Beyond land transport, there is substantial potential to electrify transport on water, both in terms of electric-powered vessels and shore supply. Shore supply provides vessels with electric power from the land grid – while in port – to charge batteries for fully electrical and hybrid vessels. It also supplies electricity from local grids to fossil fuel powered vessels, instead of using the diesel generators on board to power everything from the ship’s coffee machines to the lights. Using shore supply means no consumption of diesel while at berth, which in turn means significantly less local air and noise pollution. As ports are often located close to urban environments, this has a significantly positive impact on local residents.
Another city in the Netherlands, Scheveningen, with a harbor providing berths for more than 7500 vessels each year, has installed shore power resulting in more than 33000 liters of marine diesel saved per month. This results in dramatic reductions of air pollution and CO2.
As we plan our recovery from the COVID-19 crisis, it only makes sense to combine economic stimulus with policies to enable a future of better, healthier, more sustainable cities
The good news is that electric technologies are already available at scale, and their economics are often positive. In addition to that, Europe is moving in the right direction: Electric vehicle sales in Europe jumped 57% in the first quarter of 2020 and more harbours are taking actions towards minimising air pollution.

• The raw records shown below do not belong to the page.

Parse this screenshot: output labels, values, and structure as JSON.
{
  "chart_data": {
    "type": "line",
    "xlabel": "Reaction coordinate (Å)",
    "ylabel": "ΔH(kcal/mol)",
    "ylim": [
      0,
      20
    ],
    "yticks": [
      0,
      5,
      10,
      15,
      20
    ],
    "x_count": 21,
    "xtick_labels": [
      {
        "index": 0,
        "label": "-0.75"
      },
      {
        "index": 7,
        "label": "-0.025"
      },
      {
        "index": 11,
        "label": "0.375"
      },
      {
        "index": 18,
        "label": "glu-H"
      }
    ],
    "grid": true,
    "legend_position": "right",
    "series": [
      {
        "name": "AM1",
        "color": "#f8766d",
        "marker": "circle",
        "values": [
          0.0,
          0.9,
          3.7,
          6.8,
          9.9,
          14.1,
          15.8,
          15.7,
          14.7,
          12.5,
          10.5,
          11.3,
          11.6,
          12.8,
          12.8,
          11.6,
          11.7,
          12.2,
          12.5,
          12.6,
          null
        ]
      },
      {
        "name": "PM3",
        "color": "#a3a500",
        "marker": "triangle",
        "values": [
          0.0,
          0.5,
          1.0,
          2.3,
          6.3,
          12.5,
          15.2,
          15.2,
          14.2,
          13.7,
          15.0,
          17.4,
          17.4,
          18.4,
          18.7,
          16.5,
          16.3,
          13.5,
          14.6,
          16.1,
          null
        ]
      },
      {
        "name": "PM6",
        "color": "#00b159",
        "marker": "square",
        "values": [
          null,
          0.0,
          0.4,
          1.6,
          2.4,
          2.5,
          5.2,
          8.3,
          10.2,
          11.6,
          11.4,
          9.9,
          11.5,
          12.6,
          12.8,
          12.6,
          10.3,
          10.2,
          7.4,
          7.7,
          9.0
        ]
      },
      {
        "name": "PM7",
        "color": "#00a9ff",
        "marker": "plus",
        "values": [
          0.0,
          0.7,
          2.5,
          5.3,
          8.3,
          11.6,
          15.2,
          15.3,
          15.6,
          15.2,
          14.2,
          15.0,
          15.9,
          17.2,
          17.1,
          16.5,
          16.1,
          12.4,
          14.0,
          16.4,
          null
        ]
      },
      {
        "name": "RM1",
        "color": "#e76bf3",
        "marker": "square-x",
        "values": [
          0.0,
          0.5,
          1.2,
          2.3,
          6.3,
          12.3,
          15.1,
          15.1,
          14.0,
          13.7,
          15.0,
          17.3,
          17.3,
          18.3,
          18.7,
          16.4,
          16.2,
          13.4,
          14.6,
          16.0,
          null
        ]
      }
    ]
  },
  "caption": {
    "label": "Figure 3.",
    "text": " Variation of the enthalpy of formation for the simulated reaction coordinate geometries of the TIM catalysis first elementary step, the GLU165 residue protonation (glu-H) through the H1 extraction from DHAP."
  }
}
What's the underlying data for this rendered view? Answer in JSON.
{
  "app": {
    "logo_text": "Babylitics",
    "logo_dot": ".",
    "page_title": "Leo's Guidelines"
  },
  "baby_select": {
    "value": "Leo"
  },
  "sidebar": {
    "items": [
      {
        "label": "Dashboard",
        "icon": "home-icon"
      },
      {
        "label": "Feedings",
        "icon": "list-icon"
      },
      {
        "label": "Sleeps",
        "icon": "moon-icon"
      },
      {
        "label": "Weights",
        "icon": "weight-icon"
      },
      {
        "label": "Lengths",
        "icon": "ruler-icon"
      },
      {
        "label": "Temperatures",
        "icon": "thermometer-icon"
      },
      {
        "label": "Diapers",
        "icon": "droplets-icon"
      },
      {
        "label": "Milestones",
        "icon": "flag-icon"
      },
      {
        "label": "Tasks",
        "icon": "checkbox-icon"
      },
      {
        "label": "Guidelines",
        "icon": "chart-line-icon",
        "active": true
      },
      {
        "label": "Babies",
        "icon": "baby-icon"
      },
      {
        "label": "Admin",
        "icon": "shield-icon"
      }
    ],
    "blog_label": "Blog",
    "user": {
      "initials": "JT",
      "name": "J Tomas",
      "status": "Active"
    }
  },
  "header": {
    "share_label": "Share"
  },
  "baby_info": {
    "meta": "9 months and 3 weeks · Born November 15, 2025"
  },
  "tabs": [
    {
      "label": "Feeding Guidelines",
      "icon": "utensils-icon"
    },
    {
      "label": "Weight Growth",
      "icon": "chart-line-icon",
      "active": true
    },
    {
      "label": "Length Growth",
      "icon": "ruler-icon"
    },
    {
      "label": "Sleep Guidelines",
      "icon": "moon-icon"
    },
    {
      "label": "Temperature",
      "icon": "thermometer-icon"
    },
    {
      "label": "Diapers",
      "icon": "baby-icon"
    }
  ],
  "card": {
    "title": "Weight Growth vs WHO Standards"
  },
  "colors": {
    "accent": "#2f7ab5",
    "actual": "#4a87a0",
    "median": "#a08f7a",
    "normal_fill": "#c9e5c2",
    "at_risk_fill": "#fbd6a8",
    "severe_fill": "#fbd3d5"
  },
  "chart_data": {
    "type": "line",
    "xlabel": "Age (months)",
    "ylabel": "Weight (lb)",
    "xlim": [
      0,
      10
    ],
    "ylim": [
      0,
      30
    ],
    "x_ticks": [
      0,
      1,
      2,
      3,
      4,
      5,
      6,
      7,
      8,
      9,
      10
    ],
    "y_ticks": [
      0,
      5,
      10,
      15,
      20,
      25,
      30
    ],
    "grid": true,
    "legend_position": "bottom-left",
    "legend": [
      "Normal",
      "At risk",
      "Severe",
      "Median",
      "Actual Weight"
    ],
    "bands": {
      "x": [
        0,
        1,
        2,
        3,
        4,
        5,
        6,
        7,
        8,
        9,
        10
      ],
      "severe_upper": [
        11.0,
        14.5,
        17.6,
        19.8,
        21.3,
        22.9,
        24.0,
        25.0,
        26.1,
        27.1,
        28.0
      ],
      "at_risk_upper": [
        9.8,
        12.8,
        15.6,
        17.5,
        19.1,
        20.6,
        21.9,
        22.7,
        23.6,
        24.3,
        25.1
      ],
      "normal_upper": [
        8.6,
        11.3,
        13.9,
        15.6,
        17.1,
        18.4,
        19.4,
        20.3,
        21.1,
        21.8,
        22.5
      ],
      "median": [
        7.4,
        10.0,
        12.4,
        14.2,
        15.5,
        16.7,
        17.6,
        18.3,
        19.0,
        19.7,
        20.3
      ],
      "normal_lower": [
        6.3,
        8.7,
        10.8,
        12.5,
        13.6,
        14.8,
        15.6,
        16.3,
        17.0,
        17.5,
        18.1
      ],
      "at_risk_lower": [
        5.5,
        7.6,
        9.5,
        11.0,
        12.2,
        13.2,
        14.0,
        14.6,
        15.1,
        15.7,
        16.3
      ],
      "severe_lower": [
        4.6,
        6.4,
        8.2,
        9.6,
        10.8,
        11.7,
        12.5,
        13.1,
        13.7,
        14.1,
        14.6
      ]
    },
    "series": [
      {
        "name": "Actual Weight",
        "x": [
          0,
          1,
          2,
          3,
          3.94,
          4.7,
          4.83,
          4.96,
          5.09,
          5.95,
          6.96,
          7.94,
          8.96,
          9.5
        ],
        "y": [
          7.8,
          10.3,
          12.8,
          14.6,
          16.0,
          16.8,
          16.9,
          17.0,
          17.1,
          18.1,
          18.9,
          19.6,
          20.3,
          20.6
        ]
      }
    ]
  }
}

What we need now are concrete actions. From the EU level, that means clear signals on overall ambition, and holistic frameworks that enable the needed change. Vehicle standards, charging infrastructure, parking incentives, tax rebates and the like will enable the transformation to help boost both economy and climate action. Some of this is already on the EU agenda, while other issues sit better at the national or local level.
The EU Green Deal Framework is already making the right noises – about an extensive roll-out of charging infrastructure, and about the potential of shore supply. Now we need to ensure we are also anchoring electric mobility in COVID-19 recovery plans, at the EU level, national level and local level.
At the national and local level, governments and municipalities themselves are consumers, and electrification of public transport such as busses, city boats, as well as government owned fleets of LDVs is a great place to start to stimulate economies.
As businesses we also have an important role to play. Not only in delivering the needed technologies but also in setting corporate targets, to help push markets and legislators. But we can’t do it ourselves.
The reduced economic activity and stay-at-home measures were born out of a severe health crisis that took away from us the world as we knew it, but it also offered us a glimpse of how to come closer to having a world as we would like it, with more liveable, sustainable cities.